$7 million grant clears way for creation of national center for English language learners

June 6, 2005

AUSTIN, Texas—The University of Texas at Austin’s Vaughn Gross Center for Reading and Language Arts, along with five other institutions, is a sub-awardee for a $7 million grant to research the unique challenges faced by young English language learners. The Vaughn Gross Center, which is in the College of Education, will receive $1.9 million of the grant total.

The U.S. Department of Education’s Institute of Education Sciences has awarded the five-year grant to establish the National Research and Development Center on English Language Learners. The center’s purpose will be to discover effective, science-based techniques for dealing with a skyrocketing population of students who enter school speaking a language other than English and who are not proficient in English.

“There is a desperate need for scientific research in this area,” says Dr. Sylvia Linan-Thompson, associate director of the project, assistant professor of special education and associate director of the Vaughn Gross Center. “According to federal statistics, around 4.5 million English language learners are enrolled in U.S. public schools right now. Even though these students are a significant part of the student population, study after study has shown that, as a group, they do not excel academically.

“For the 2001-02 school year, only 18.7 percent of English language learners met state reading comprehension norms in the 41 states that report these statistics. The need for investigation into this problem is clear, and I think we have put together a stellar team to do the research.”

In addition to Linan-Thompson, the research team includes Dr. Sharon Vaughn, director of the reading center, as well as representatives from University of Houston, Harvard University, the University of California-Berkeley, the Center for Applied Linguistics and California State University at Long Beach.

To find effective ways of closing the gap between English language learners and their peers, the research team will focus on vocabulary and comprehension strategy instruction using science and social studies texts. Beginning this fall, the team will develop and test various interventions in Texas and Maryland schools, disseminating the research findings and providing professional development opportunities for teachers in the methods that are proven effective.

“The reality is that in most states the instruction for older English language learners is delivered completely in English,” says Linan-Thompson. “Many teachers are not equipped with appropriate instructional techniques or don’t have alternate language proficiency, so English language learners may have to struggle through advanced texts in a language they do not know and can quickly fall far behind.”

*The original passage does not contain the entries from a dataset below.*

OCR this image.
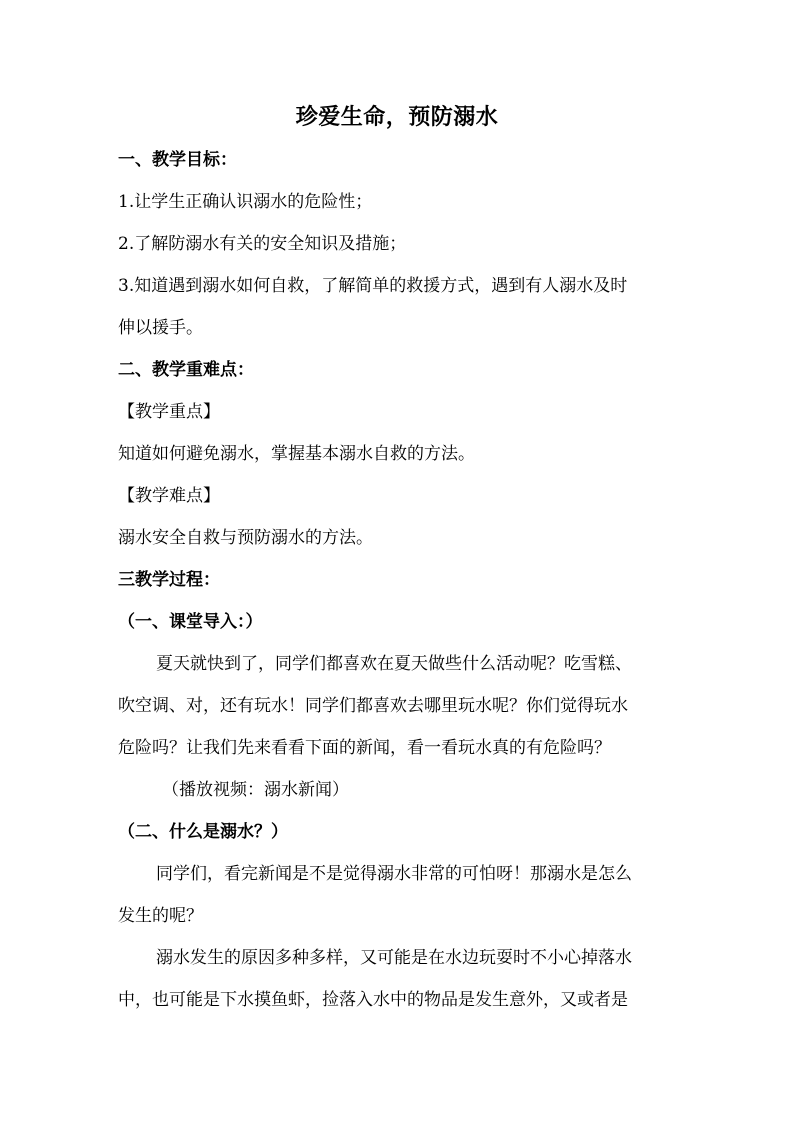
珍爱生命，预防溺水
一、教学目标：
1.让学生正确认识溺水的危险性；
2.了解防溺水有关的安全知识及措施；
3.知道遇到溺水如何自救，了解简单的救援方式，遇到有人溺水及时
伸以援手。
二、教学重难点：
【教学重点】
知道如何避免溺水，掌握基本溺水自救的方法。
【教学难点】
溺水安全自救与预防溺水的方法。
三教学过程：
（一、课堂导入：）
夏天就快到了，同学们都喜欢在夏天做些什么活动呢？吃雪糕、
吹空调、对，还有玩水！同学们都喜欢去哪里玩水呢？你们觉得玩水
危险吗？让我们先来看看下面的新闻，看一看玩水真的有危险吗？
（播放视频：溺水新闻）
（二、什么是溺水？）
同学们，看完新闻是不是觉得溺水非常的可怕呀！那溺水是怎么
发生的呢？
溺水发生的原因多种多样，又可能是在水边玩耍时不小心掉落水
中，也可能是下水摸鱼虾，捡落入水中的物品是发生意外，又或者是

The University of Texas at Austin’s Vaughn Gross Center for Reading and Language Arts, which was created in 1996, provides leadership to state and national educators in effective reading instructional practices through research and professional development. Directed by Vaughn, the center has steadily diversified its resources to include state, national and private funding for projects, including the development of internationally recognized professional development products and resources. This diversity has allowed the center to extend its focus beyond Texas and contribute to the efforts of national researchers and educators who are working to fulfill the goal of the No Child Left Behind Act.